Wednesday, November 03, 2010

The bigger picture

Bruce reminds us the mutiny ends when the rest of the crew remembers that we live on a fucking starship.



If you're still not sure what I mean, lay on your back in a field on a clear night. Stare up at the sky and consider that there is nothing solid between you and that great infinite beyond. It's just gas and vacuum interspersed light and the occassional massive orb. Gaze, eyes wide open, and consider that very atoms of your being are mere arrangements of the stuff of stars and may at one point again be stars. You might once have been a fucking star. Might be again. Wrap your noodle around that. When your mind has its own supernova - you'll know it when it happens - you become a whole other universe of free. And then life really begins.

8 comments:

terraderma said...

Timely; just reading Bill Hicks

thwap said...

Methinks ye are blogging whilst high.

Though aye agree with every word.

Say! Does that mean I'm ... ?


wv: couswins ... as in: "my couswins an i er eh bewncha wh-himps!"

Boris said...

thwap, I've never had much use fer bein' stoned (Doesn't abide my constitution well). I was sitting in my grey cubicle plugged into some postrock when I wrote that, which can have a similar effect.

Anonymous said...

Hugs & Kisses Boris.

Alison said...

On clear moonless nights when looking up is just too much, looking down will have the same effect. There it is on the ground - your faint shadow, projected there by the light of stars that were gone before there was you.

Mark Richard Francis said...

I swear, if some corporation thought knowledge that the universe existed would cost it a dime, we'd have universe denialists everywhere.

Dana said...

You and I and everyone else are almost certainly partly composed of atoms that once were part of Shakespeare or Beethoven or Genghis Khan or Boudicca and everyone else who ever lived.

And those same atomic parts of us will one day compose atomic part of everyone else who will ever live.

And some of them may even think about the people who came before them and once used the atoms of which they are now composed.

And on and on...

Anonymous said...

I remember reading a few years ago that during the power crisis in California,when there were blackouts in Los Angeles, people called 911 in terror because of the strange lights in the sky --- the stars and the Milky Way of course. I suspect this is true for most urbanites, unless they have regular access to some piece of dark sky out in the country.
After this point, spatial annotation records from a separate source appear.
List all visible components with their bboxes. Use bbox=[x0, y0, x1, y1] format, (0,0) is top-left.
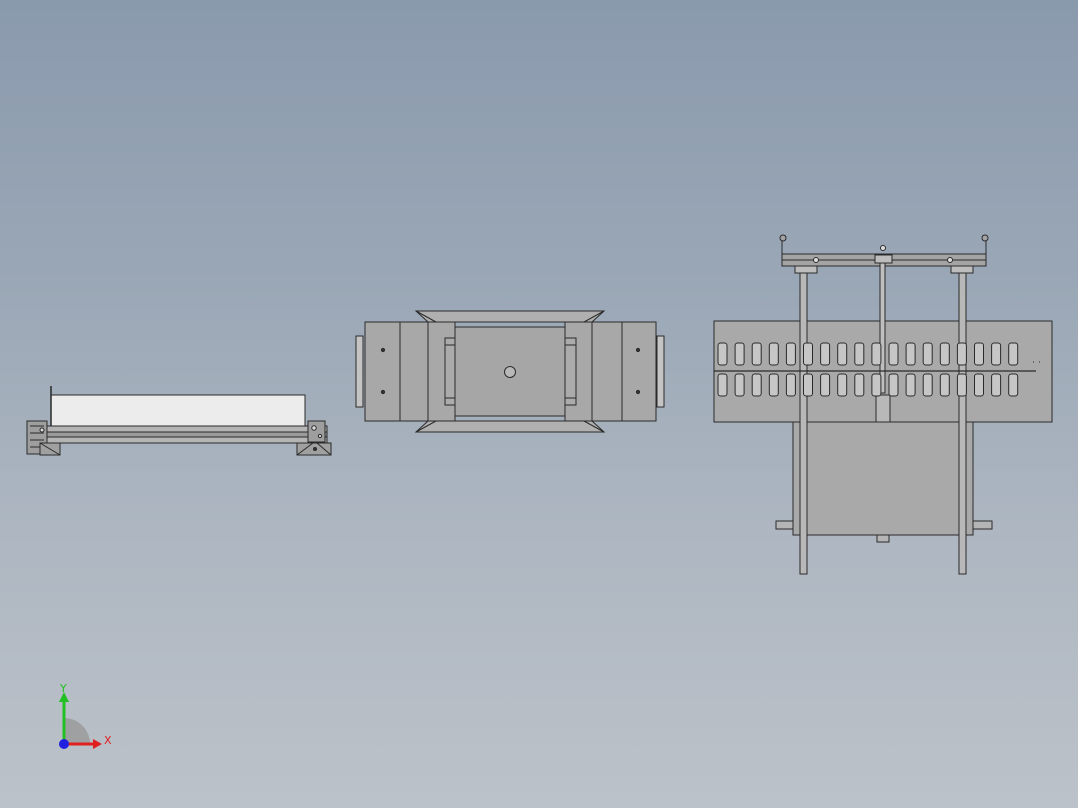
front-view-right-knob bbox=[981, 234, 989, 242]
front-view[interactable] bbox=[713, 234, 1053, 575]
roller-2-13 bbox=[922, 373, 933, 397]
roller-2-10 bbox=[871, 373, 882, 397]
roller-2-2 bbox=[734, 373, 745, 397]
top-view-right-rod bbox=[656, 335, 665, 408]
roller-2-14 bbox=[939, 373, 950, 397]
roller-2-15 bbox=[956, 373, 967, 397]
roller-1-15 bbox=[956, 342, 967, 366]
top-view-center-hole bbox=[504, 366, 516, 378]
side-view-right-end bbox=[307, 420, 326, 443]
side-view-rail-mid bbox=[34, 431, 328, 438]
drawing-views bbox=[26, 234, 1053, 575]
roller-1-17 bbox=[991, 342, 1002, 366]
roller-2-11 bbox=[888, 373, 899, 397]
front-view-left-knob bbox=[779, 234, 787, 242]
z-axis-dot bbox=[59, 739, 69, 749]
roller-1-3 bbox=[751, 342, 762, 366]
y-axis-label: Y bbox=[59, 682, 67, 695]
top-view-right-body bbox=[564, 321, 657, 422]
roller-2-16 bbox=[974, 373, 984, 397]
roller-1-7 bbox=[820, 342, 831, 366]
roller-2-6 bbox=[803, 373, 813, 397]
roller-2-3 bbox=[751, 373, 762, 397]
roller-1-1 bbox=[717, 342, 728, 366]
roller-1-6 bbox=[803, 342, 813, 366]
side-view-top-panel bbox=[50, 394, 306, 427]
roller-1-10 bbox=[871, 342, 882, 366]
roller-1-18 bbox=[1008, 342, 1019, 366]
roller-1-14 bbox=[939, 342, 950, 366]
front-view-lower-box bbox=[792, 421, 974, 536]
roller-2-9 bbox=[854, 373, 865, 397]
roller-1-16 bbox=[974, 342, 984, 366]
roller-2-4 bbox=[768, 373, 779, 397]
roller-1-8 bbox=[837, 342, 848, 366]
roller-2-7 bbox=[820, 373, 831, 397]
top-view-flange-top bbox=[414, 310, 606, 323]
graphics-viewport[interactable]: Y X bbox=[0, 0, 1078, 808]
top-view-left-rod bbox=[355, 335, 364, 408]
coordinate-triad: Y X bbox=[59, 682, 112, 749]
side-view[interactable] bbox=[26, 386, 332, 456]
roller-1-12 bbox=[905, 342, 916, 366]
front-view-center-column bbox=[879, 262, 886, 394]
side-view-rail-bottom bbox=[34, 436, 328, 444]
roller-2-8 bbox=[837, 373, 848, 397]
top-view-flange-bottom bbox=[414, 420, 606, 433]
roller-2-17 bbox=[991, 373, 1002, 397]
top-view-left-body bbox=[364, 321, 456, 422]
roller-1-2 bbox=[734, 342, 745, 366]
x-axis-label: X bbox=[104, 734, 112, 747]
roller-1-13 bbox=[922, 342, 933, 366]
side-view-rail-top bbox=[34, 425, 328, 433]
top-view[interactable] bbox=[355, 310, 665, 433]
roller-1-11 bbox=[888, 342, 899, 366]
roller-2-18 bbox=[1008, 373, 1019, 397]
front-view-right-column bbox=[958, 272, 967, 575]
roller-2-5 bbox=[785, 373, 796, 397]
roller-2-1 bbox=[717, 373, 728, 397]
roller-2-12 bbox=[905, 373, 916, 397]
roller-1-9 bbox=[854, 342, 865, 366]
front-view-left-column bbox=[799, 272, 808, 575]
roller-1-5 bbox=[785, 342, 796, 366]
x-axis-arrowhead bbox=[93, 739, 102, 749]
roller-1-4 bbox=[768, 342, 779, 366]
I wonder if when people lose that elemental connection with, really, the universe, they lose sight of the fact we are on a very fragile starship, with finite resources, unique,and irreplaceable. I wonder too, because no one really sees the stars any more, if there isn't a relationship between that particular blindness,and the increase in quasi-science and superstition, lke astrology, belief in angels, UFOs or other supernatural manifestations.